Hello @WeirdMan I will try to resume the maximum and please keep in mind that you can also rely on other answers !
For data ingestion, you can use the Copy Data activity to ingest data from the on-premises SQL Server databases into Azure Blob Storage or ADLS as an intermediate storage layer. This allows you to decouple the ingestion process from the transformation process, improving fault tolerance and scalability.
When it comes to data transformations, you can use Mapping Data Flows in ADF to perform complex transformations such as pivoting, unpivoting, and aggregations.

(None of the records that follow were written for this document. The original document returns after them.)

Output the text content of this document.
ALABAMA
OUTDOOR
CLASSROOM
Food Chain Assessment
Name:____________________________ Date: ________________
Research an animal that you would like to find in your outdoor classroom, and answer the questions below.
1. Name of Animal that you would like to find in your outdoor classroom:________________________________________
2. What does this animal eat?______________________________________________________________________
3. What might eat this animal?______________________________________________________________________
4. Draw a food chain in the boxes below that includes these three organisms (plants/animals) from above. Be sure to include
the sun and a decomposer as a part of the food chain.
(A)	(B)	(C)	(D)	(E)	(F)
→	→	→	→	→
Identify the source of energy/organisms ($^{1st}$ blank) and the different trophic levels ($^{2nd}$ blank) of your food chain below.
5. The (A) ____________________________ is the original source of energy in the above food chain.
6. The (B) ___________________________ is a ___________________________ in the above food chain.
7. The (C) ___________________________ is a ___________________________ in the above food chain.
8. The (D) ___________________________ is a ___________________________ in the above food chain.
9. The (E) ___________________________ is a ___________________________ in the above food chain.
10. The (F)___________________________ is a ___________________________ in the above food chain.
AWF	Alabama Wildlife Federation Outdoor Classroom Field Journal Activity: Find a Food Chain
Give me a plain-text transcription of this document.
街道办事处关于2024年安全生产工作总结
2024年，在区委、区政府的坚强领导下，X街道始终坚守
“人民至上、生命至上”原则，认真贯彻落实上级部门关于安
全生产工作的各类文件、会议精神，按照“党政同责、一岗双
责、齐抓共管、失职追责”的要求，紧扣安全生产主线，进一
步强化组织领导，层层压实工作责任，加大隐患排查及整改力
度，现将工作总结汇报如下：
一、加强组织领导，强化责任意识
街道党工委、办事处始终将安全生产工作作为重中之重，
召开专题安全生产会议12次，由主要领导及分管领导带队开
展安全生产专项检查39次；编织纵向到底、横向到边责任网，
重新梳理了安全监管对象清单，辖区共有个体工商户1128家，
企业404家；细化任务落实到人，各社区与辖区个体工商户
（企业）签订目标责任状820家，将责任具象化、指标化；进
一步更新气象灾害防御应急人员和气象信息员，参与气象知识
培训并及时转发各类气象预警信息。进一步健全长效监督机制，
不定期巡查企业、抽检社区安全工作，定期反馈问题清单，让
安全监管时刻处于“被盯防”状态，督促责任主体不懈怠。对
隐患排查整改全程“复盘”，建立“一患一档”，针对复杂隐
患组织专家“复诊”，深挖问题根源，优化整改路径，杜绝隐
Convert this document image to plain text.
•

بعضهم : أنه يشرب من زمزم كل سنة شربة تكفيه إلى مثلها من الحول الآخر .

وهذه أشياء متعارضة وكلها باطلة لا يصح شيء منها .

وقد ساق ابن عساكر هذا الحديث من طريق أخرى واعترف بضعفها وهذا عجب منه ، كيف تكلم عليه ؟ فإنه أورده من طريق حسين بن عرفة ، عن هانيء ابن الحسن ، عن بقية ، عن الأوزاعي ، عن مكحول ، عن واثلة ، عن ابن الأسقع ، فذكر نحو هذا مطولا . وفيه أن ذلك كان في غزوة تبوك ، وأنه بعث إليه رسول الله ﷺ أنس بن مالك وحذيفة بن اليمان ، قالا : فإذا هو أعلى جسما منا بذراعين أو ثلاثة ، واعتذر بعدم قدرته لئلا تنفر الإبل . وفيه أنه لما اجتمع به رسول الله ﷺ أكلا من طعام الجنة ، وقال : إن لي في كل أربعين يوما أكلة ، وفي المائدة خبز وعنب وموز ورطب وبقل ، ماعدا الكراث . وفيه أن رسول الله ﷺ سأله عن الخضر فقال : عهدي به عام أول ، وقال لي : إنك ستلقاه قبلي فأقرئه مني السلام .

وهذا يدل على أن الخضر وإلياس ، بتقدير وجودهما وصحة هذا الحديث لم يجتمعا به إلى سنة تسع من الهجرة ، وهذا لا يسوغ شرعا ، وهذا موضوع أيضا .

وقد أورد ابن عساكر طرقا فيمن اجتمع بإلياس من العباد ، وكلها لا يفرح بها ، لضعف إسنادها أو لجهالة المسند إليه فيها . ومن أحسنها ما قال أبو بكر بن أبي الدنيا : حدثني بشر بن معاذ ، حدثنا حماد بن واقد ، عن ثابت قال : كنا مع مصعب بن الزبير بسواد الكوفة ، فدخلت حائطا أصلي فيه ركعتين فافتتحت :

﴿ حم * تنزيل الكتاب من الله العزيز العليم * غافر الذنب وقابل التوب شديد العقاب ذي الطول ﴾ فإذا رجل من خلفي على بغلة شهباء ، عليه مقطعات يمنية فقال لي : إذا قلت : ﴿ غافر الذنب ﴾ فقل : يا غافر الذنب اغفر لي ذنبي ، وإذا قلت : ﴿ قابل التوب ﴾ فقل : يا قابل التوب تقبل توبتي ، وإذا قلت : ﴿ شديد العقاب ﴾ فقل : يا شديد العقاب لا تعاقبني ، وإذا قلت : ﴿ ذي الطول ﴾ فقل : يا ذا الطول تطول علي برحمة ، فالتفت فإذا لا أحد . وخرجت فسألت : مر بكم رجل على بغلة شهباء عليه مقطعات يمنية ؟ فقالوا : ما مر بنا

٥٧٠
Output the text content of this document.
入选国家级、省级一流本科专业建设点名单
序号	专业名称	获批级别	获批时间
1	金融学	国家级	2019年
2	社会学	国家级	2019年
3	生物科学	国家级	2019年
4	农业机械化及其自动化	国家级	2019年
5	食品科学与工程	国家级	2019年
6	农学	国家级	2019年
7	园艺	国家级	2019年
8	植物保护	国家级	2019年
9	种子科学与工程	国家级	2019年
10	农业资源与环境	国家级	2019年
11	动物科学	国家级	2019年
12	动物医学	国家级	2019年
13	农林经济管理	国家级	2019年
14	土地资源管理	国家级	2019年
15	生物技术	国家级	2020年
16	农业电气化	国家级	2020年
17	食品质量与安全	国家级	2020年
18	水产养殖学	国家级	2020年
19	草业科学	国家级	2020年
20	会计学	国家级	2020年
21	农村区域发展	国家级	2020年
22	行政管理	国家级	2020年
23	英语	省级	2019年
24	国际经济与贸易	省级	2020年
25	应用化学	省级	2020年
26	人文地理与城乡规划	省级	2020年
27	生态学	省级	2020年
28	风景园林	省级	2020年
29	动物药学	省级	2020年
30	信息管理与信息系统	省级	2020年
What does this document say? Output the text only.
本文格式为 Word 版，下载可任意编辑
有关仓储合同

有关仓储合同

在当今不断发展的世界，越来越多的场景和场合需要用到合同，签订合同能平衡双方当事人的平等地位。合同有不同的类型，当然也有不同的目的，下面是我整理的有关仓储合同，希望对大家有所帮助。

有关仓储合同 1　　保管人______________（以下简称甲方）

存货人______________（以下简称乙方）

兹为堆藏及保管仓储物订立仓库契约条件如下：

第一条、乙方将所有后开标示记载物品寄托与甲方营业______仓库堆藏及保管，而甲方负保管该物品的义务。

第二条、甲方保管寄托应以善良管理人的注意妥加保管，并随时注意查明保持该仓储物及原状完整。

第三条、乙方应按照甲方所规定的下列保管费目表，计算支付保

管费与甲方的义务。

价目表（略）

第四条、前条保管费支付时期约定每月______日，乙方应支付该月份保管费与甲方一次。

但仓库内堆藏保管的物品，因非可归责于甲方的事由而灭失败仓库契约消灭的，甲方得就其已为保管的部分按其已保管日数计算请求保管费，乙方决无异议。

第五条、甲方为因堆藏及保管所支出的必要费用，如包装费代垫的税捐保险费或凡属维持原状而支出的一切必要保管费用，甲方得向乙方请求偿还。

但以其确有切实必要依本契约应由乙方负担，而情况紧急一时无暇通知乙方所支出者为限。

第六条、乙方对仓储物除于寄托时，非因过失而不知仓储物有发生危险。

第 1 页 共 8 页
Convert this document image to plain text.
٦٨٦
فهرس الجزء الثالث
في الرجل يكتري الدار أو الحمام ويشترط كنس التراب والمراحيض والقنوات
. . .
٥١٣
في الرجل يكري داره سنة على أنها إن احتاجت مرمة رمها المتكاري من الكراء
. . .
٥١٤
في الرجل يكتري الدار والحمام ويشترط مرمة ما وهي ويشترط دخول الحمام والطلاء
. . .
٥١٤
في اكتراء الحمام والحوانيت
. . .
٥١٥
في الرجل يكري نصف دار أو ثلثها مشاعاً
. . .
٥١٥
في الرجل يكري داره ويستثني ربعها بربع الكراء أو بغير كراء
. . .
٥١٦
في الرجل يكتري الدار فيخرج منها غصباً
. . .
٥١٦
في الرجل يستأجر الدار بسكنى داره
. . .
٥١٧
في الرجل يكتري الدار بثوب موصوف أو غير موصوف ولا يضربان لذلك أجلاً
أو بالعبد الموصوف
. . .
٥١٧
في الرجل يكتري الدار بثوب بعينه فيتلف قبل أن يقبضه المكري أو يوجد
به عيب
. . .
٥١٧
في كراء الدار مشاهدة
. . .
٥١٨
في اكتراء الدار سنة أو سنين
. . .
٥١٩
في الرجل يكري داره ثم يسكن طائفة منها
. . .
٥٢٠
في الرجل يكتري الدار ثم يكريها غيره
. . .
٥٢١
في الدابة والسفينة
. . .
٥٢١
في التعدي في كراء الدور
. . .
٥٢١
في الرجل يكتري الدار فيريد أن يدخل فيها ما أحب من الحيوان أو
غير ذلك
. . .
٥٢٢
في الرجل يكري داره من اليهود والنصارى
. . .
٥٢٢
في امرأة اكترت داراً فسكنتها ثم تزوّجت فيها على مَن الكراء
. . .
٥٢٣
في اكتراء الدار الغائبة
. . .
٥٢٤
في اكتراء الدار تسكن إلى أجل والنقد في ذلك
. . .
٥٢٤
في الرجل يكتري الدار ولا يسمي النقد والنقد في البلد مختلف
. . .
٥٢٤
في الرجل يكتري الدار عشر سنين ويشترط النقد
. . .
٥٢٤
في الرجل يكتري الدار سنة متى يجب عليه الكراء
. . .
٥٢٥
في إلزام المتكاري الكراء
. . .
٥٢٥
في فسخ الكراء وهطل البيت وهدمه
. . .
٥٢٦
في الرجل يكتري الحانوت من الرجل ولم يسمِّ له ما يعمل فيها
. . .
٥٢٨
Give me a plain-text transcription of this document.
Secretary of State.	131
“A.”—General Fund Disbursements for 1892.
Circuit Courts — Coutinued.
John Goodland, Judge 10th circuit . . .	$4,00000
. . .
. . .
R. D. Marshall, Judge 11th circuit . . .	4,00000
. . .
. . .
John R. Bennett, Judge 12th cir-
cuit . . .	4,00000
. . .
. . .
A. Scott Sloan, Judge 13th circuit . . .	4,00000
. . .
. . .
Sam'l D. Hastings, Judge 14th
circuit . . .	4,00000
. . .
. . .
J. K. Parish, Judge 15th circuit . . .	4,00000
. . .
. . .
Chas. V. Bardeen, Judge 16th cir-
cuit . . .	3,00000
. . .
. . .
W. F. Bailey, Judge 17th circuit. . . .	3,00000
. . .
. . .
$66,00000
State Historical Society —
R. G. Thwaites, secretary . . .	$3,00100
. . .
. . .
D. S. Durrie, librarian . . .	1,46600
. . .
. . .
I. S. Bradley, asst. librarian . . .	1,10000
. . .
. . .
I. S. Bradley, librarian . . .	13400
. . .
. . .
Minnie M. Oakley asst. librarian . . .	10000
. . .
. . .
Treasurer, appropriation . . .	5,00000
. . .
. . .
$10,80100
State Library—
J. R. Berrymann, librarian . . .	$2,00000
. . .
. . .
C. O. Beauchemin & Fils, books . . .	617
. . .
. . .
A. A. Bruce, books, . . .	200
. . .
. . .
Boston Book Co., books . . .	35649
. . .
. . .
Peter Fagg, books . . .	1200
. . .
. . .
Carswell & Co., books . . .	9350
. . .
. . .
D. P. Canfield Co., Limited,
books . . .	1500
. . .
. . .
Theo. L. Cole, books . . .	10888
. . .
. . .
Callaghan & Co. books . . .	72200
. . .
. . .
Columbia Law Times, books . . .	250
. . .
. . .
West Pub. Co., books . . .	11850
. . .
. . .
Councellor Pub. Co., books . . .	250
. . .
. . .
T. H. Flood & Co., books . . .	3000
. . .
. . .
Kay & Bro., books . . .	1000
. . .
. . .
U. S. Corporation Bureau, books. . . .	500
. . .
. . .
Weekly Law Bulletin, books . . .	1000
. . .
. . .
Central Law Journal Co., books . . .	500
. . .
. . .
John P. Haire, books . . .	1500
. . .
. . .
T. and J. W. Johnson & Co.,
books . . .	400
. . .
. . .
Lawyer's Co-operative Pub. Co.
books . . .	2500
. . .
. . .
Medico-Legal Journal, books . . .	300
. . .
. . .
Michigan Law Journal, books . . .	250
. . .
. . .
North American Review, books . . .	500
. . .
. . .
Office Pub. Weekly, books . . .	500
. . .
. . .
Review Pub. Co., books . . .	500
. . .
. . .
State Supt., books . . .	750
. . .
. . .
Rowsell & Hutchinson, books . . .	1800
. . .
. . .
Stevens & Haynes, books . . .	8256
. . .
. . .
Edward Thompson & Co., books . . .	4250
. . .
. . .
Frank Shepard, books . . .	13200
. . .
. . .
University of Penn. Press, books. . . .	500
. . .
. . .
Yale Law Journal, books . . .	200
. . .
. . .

Alternatively, if the transformations are too complex for Mapping Data Flows, you can use Azure Databricks and invoke a Databricks notebook from ADF using the Databricks Notebook activity.
For Fault Tolerance, you can implement retry policies in the pipeline activities to handle transient failures. Also there is the checkpointing in Mapping Data Flows that helps you for the transformation process can resume from where it left off in case of a failure.
You can enable logging and monitoring in ADF to track pipeline execution and identify failures quickly.
Tips for scalability :
- Use parallel execution in the Copy Data activity to ingest data from multiple SQL Server databases simultaneously.
- Configure the IR to scale out automatically based on the data volume and transformation complexity.
- Use partitioning in Mapping Data Flows to process large datasets in parallel.